LBH Padang: 37 Konflik Agraria Sepanjang 2016

id Konflik, Agraria, Sumbar

Padang, (Antara Sumbar) - Lembaga Bantuan Hukum (LBH), Padang, Sumatera Barat menemukan 37 konflik agraria dengan total luas areal konflik mencapai 117.505 hektare yang tersebar di tujuh kabupaten/kota sepanjang 2016.

"Tujuh daerah tersebut adalah Kabupaten Pasaman Barat, Agam, Sijunjung, Dharmasraya, Solok Selatan, Pesisir Selatan, dan Kota Padang," kata Direktur LBH Padang, Era Purnamasari dalam seminar nasional dengan tema "Tantangan Perekonomian Sumbar Kini dan Masa Mendatang" di Aula Bank Indonesia, Kamis.

Daerah dengan konflik tertinggi, katanya berada di Kabupaten Pasaman Barat dengan total 22 laporan kasus. Sementara penyumbang luas areal lahan yang berkonflik terluas berada di Kabupaten Dharmasraya dengan total luas areal konflik mencapai 30.311 Hektare.

Ia merincikan, luas areal konflik Kabupaten Agam di atas 11.031 hektare dengan tujuh konflik, Solok Selatan 13.814 hektare dengan satu konflik, Pesisir Selatan 2.783 hektare dengan satu konflik, Sijunjung 11.031 hektare dengan satu konflik dan Kota Padang 19.280 hektare dengan dua konflik.

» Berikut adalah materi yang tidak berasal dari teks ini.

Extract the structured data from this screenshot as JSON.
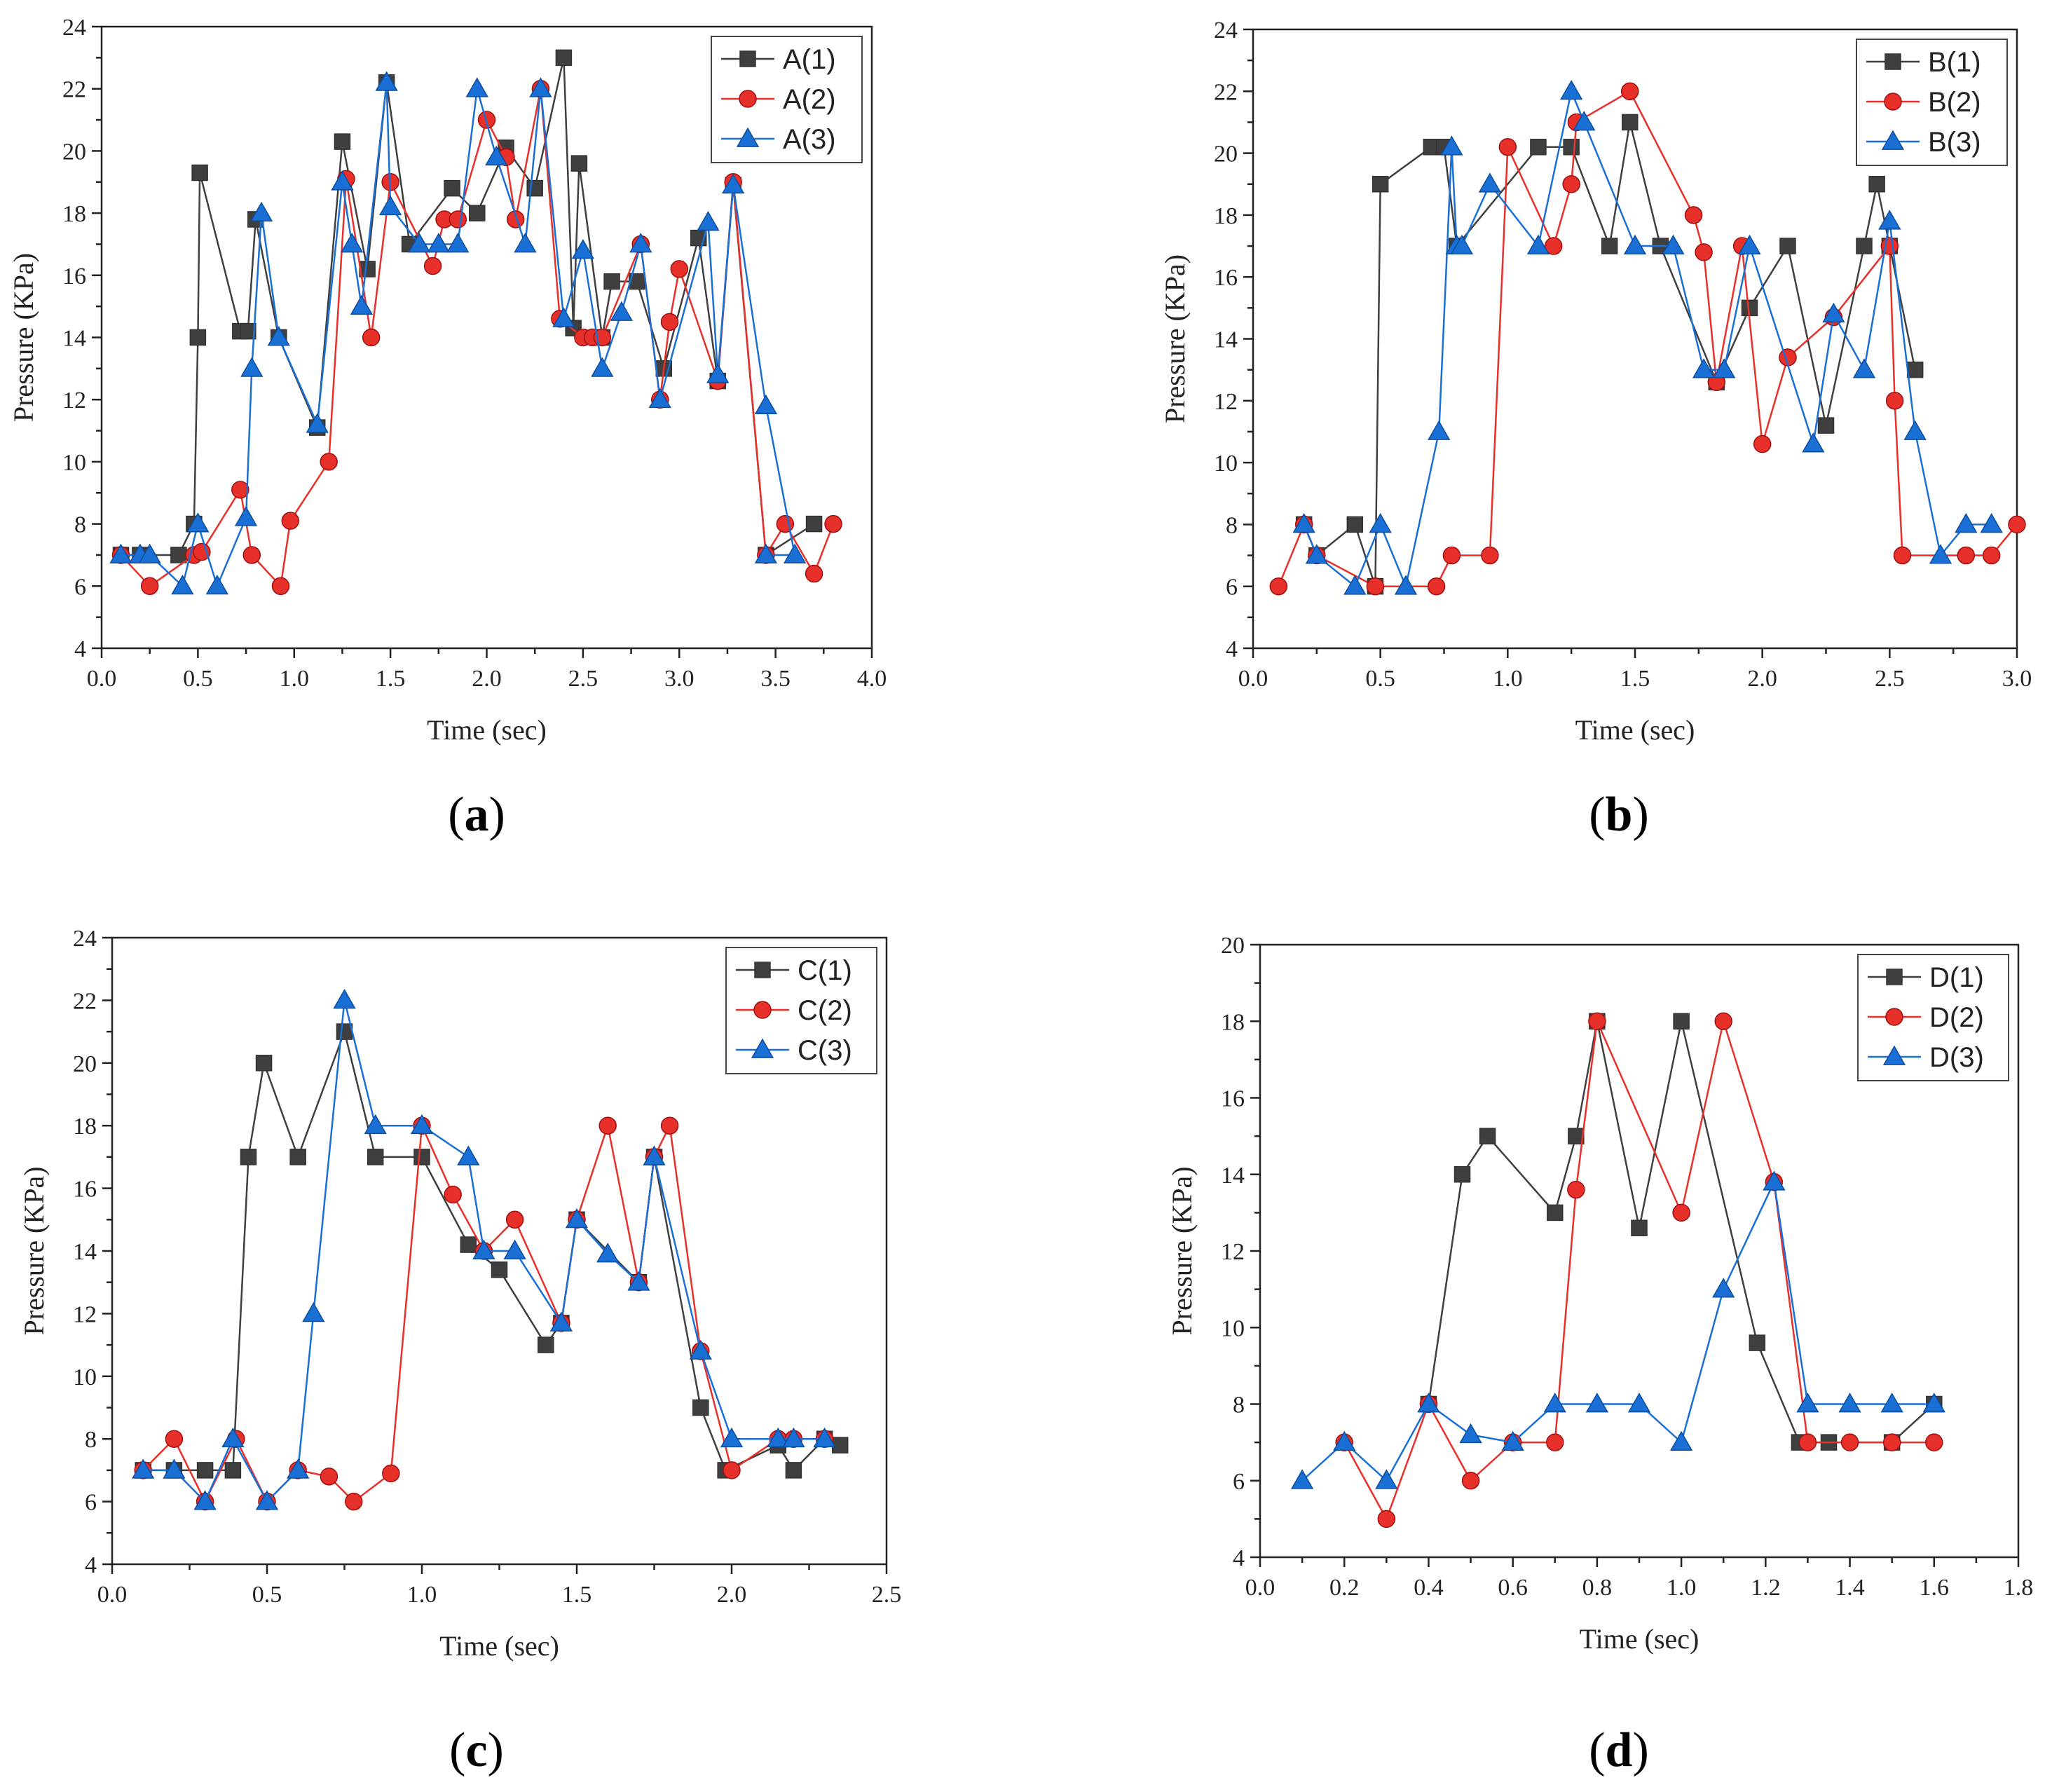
{
  "chart_data": [
    {
      "type": "line",
      "panel_label": "a",
      "xlabel": "Time (sec)",
      "ylabel": "Pressure (KPa)",
      "xlim": [
        0.0,
        4.0
      ],
      "ylim": [
        4,
        24
      ],
      "xticks": [
        "0.0",
        "0.5",
        "1.0",
        "1.5",
        "2.0",
        "2.5",
        "3.0",
        "3.5",
        "4.0"
      ],
      "yticks": [
        "4",
        "6",
        "8",
        "10",
        "12",
        "14",
        "16",
        "18",
        "20",
        "22",
        "24"
      ],
      "legend_position": "top-right",
      "series": [
        {
          "name": "A(1)",
          "color": "#3f3f3f",
          "marker": "square",
          "x": [
            0.1,
            0.2,
            0.4,
            0.48,
            0.5,
            0.51,
            0.72,
            0.76,
            0.8,
            0.92,
            1.12,
            1.25,
            1.38,
            1.48,
            1.6,
            1.82,
            1.95,
            2.1,
            2.25,
            2.4,
            2.45,
            2.48,
            2.6,
            2.65,
            2.78,
            2.92,
            3.1,
            3.2,
            3.28,
            3.45,
            3.7
          ],
          "y": [
            7,
            7,
            7,
            8,
            14,
            19.3,
            14.2,
            14.2,
            17.8,
            14,
            11.1,
            20.3,
            16.2,
            22.2,
            17,
            18.8,
            18,
            20.1,
            18.8,
            23,
            14.3,
            19.6,
            14,
            15.8,
            15.8,
            13,
            17.2,
            12.6,
            18.9,
            7,
            8
          ]
        },
        {
          "name": "A(2)",
          "color": "#e8302a",
          "marker": "circle",
          "x": [
            0.1,
            0.25,
            0.48,
            0.52,
            0.72,
            0.78,
            0.93,
            0.98,
            1.18,
            1.27,
            1.4,
            1.5,
            1.72,
            1.78,
            1.85,
            2.0,
            2.1,
            2.15,
            2.28,
            2.38,
            2.5,
            2.55,
            2.6,
            2.8,
            2.9,
            2.95,
            3.0,
            3.2,
            3.28,
            3.45,
            3.55,
            3.7,
            3.8
          ],
          "y": [
            7,
            6,
            7,
            7.1,
            9.1,
            7,
            6,
            8.1,
            10,
            19.1,
            14,
            19,
            16.3,
            17.8,
            17.8,
            21,
            19.8,
            17.8,
            22,
            14.6,
            14,
            14,
            14,
            17,
            12,
            14.5,
            16.2,
            12.6,
            19,
            7,
            8,
            6.4,
            8
          ]
        },
        {
          "name": "A(3)",
          "color": "#1a6fd4",
          "marker": "triangle",
          "x": [
            0.1,
            0.2,
            0.25,
            0.42,
            0.5,
            0.6,
            0.75,
            0.78,
            0.83,
            0.92,
            1.12,
            1.25,
            1.3,
            1.35,
            1.48,
            1.5,
            1.65,
            1.75,
            1.85,
            1.95,
            2.05,
            2.2,
            2.28,
            2.4,
            2.5,
            2.6,
            2.7,
            2.8,
            2.9,
            3.15,
            3.2,
            3.28,
            3.45,
            3.6,
            3.45
          ],
          "y": [
            7,
            7,
            7,
            6,
            8,
            6,
            8.2,
            13,
            18,
            14,
            11.2,
            19,
            17,
            15,
            22.2,
            18.2,
            17,
            17,
            17,
            22,
            19.8,
            17,
            22,
            14.6,
            16.8,
            13,
            14.8,
            17,
            12,
            17.7,
            12.8,
            18.9,
            11.8,
            7,
            7
          ]
        }
      ]
    },
    {
      "type": "line",
      "panel_label": "b",
      "xlabel": "Time (sec)",
      "ylabel": "Pressure (KPa)",
      "xlim": [
        0.0,
        3.0
      ],
      "ylim": [
        4,
        24
      ],
      "xticks": [
        "0.0",
        "0.5",
        "1.0",
        "1.5",
        "2.0",
        "2.5",
        "3.0"
      ],
      "yticks": [
        "4",
        "6",
        "8",
        "10",
        "12",
        "14",
        "16",
        "18",
        "20",
        "22",
        "24"
      ],
      "legend_position": "top-right",
      "series": [
        {
          "name": "B(1)",
          "color": "#3f3f3f",
          "marker": "square",
          "x": [
            0.2,
            0.25,
            0.4,
            0.48,
            0.5,
            0.7,
            0.75,
            0.8,
            1.12,
            1.25,
            1.4,
            1.48,
            1.6,
            1.82,
            1.95,
            2.1,
            2.25,
            2.4,
            2.45,
            2.5,
            2.6
          ],
          "y": [
            8,
            7,
            8,
            6,
            19,
            20.2,
            20.2,
            17,
            20.2,
            20.2,
            17,
            21,
            17,
            12.6,
            15,
            17,
            11.2,
            17,
            19,
            17,
            13
          ]
        },
        {
          "name": "B(2)",
          "color": "#e8302a",
          "marker": "circle",
          "x": [
            0.1,
            0.2,
            0.25,
            0.48,
            0.72,
            0.78,
            0.93,
            1.0,
            1.18,
            1.25,
            1.27,
            1.48,
            1.73,
            1.77,
            1.82,
            1.92,
            2.0,
            2.1,
            2.28,
            2.5,
            2.52,
            2.55,
            2.8,
            2.9,
            3.0
          ],
          "y": [
            6,
            8,
            7,
            6,
            6,
            7,
            7,
            20.2,
            17,
            19,
            21,
            22,
            18,
            16.8,
            12.6,
            17,
            10.6,
            13.4,
            14.7,
            17,
            12,
            7,
            7,
            7,
            8
          ]
        },
        {
          "name": "B(3)",
          "color": "#1a6fd4",
          "marker": "triangle",
          "x": [
            0.2,
            0.25,
            0.4,
            0.5,
            0.6,
            0.73,
            0.78,
            0.8,
            0.82,
            0.93,
            1.12,
            1.25,
            1.3,
            1.5,
            1.65,
            1.77,
            1.85,
            1.95,
            2.2,
            2.28,
            2.4,
            2.5,
            2.6,
            2.7,
            2.8,
            2.9
          ],
          "y": [
            8,
            7,
            6,
            8,
            6,
            11,
            20.2,
            17,
            17,
            19,
            17,
            22,
            21,
            17,
            17,
            13,
            13,
            17,
            10.6,
            14.8,
            13,
            17.8,
            11,
            7,
            8,
            8
          ]
        }
      ]
    },
    {
      "type": "line",
      "panel_label": "c",
      "xlabel": "Time (sec)",
      "ylabel": "Pressure (KPa)",
      "xlim": [
        0.0,
        2.5
      ],
      "ylim": [
        4,
        24
      ],
      "xticks": [
        "0.0",
        "0.5",
        "1.0",
        "1.5",
        "2.0",
        "2.5"
      ],
      "yticks": [
        "4",
        "6",
        "8",
        "10",
        "12",
        "14",
        "16",
        "18",
        "20",
        "22",
        "24"
      ],
      "legend_position": "top-right",
      "series": [
        {
          "name": "C(1)",
          "color": "#3f3f3f",
          "marker": "square",
          "x": [
            0.1,
            0.2,
            0.3,
            0.39,
            0.44,
            0.49,
            0.6,
            0.75,
            0.85,
            1.0,
            1.15,
            1.25,
            1.4,
            1.45,
            1.5,
            1.7,
            1.75,
            1.9,
            1.98,
            2.15,
            2.2,
            2.3,
            2.35
          ],
          "y": [
            7,
            7,
            7,
            7,
            17,
            20,
            17,
            21,
            17,
            17,
            14.2,
            13.4,
            11,
            11.7,
            15,
            13,
            17,
            9,
            7,
            7.8,
            7,
            8,
            7.8
          ]
        },
        {
          "name": "C(2)",
          "color": "#e8302a",
          "marker": "circle",
          "x": [
            0.1,
            0.2,
            0.3,
            0.4,
            0.5,
            0.6,
            0.7,
            0.78,
            0.9,
            1.0,
            1.1,
            1.2,
            1.3,
            1.45,
            1.5,
            1.6,
            1.7,
            1.75,
            1.8,
            1.9,
            2.0,
            2.15,
            2.2,
            2.3
          ],
          "y": [
            7,
            8,
            6,
            8,
            6,
            7,
            6.8,
            6,
            6.9,
            18,
            15.8,
            14,
            15,
            11.7,
            15,
            18,
            13,
            17,
            18,
            10.8,
            7,
            8,
            8,
            8
          ]
        },
        {
          "name": "C(3)",
          "color": "#1a6fd4",
          "marker": "triangle",
          "x": [
            0.1,
            0.2,
            0.3,
            0.39,
            0.5,
            0.6,
            0.65,
            0.75,
            0.85,
            1.0,
            1.15,
            1.2,
            1.3,
            1.45,
            1.5,
            1.6,
            1.7,
            1.75,
            1.9,
            2.0,
            2.15,
            2.2,
            2.3
          ],
          "y": [
            7,
            7,
            6,
            8,
            6,
            7,
            12,
            22,
            18,
            18,
            17,
            14,
            14,
            11.7,
            15,
            13.9,
            13,
            17,
            10.8,
            8,
            8,
            8,
            8
          ]
        }
      ]
    },
    {
      "type": "line",
      "panel_label": "d",
      "xlabel": "Time (sec)",
      "ylabel": "Pressure (KPa)",
      "xlim": [
        0.0,
        1.8
      ],
      "ylim": [
        4,
        20
      ],
      "xticks": [
        "0.0",
        "0.2",
        "0.4",
        "0.6",
        "0.8",
        "1.0",
        "1.2",
        "1.4",
        "1.6",
        "1.8"
      ],
      "yticks": [
        "4",
        "6",
        "8",
        "10",
        "12",
        "14",
        "16",
        "18",
        "20"
      ],
      "legend_position": "top-right",
      "series": [
        {
          "name": "D(1)",
          "color": "#3f3f3f",
          "marker": "square",
          "x": [
            0.4,
            0.48,
            0.54,
            0.7,
            0.75,
            0.8,
            0.9,
            1.0,
            1.18,
            1.28,
            1.35,
            1.5,
            1.6
          ],
          "y": [
            8,
            14,
            15,
            13,
            15,
            18,
            12.6,
            18,
            9.6,
            7,
            7,
            7,
            8
          ]
        },
        {
          "name": "D(2)",
          "color": "#e8302a",
          "marker": "circle",
          "x": [
            0.2,
            0.3,
            0.4,
            0.5,
            0.6,
            0.7,
            0.75,
            0.8,
            1.0,
            1.1,
            1.22,
            1.3,
            1.4,
            1.5,
            1.6
          ],
          "y": [
            7,
            5,
            8,
            6,
            7,
            7,
            13.6,
            18,
            13,
            18,
            13.8,
            7,
            7,
            7,
            7
          ]
        },
        {
          "name": "D(3)",
          "color": "#1a6fd4",
          "marker": "triangle",
          "x": [
            0.1,
            0.2,
            0.3,
            0.4,
            0.5,
            0.6,
            0.7,
            0.8,
            0.9,
            1.0,
            1.1,
            1.22,
            1.3,
            1.4,
            1.5,
            1.6
          ],
          "y": [
            6,
            7,
            6,
            8,
            7.2,
            7,
            8,
            8,
            8,
            7,
            11,
            13.8,
            8,
            8,
            8,
            8
          ]
        }
      ]
    }
  ]
}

Jenis persoalan pada konflik agraria tersebut, kata dia antara lain penolakan terhadap perusahaan di daerah, penyerahan tanah ulayat, perampasan tanah milik masyarakat, dan lain sebagainya.

"Pembangunan seharusnya tidak memiskinkan dan tidak melanggar hak-hak ekonomi sosial dan budaya," ujarnya.

Ia menjelaskan masyarakat Sumbar merupakan masyarakat hukum adat dimana tanah juga bagian dari identitasnya, menghilangkan hak-hak atas ulayat berarti pula membuat masyarakat adat kehilangan identitasnya.

Pemerintah daerah, katanya harus memberikan jaminan terhadap keberlangsungan pemilikan masyarakat atas penguasaan alat-alat produksi khususnya sektor SDA, serta perlu adanya skema-skema investasi yang berkeadilan ekonomi dan berkeadilan ekologi.

Ia menyarankan, pemerintah daerah harus berupaya serius dalam memfasilitasi penyelesaian Konflik-konflik SDA, mengembalikan alat-alat utama sumber ekonomi atau mata pencaharian masyarakat. (*)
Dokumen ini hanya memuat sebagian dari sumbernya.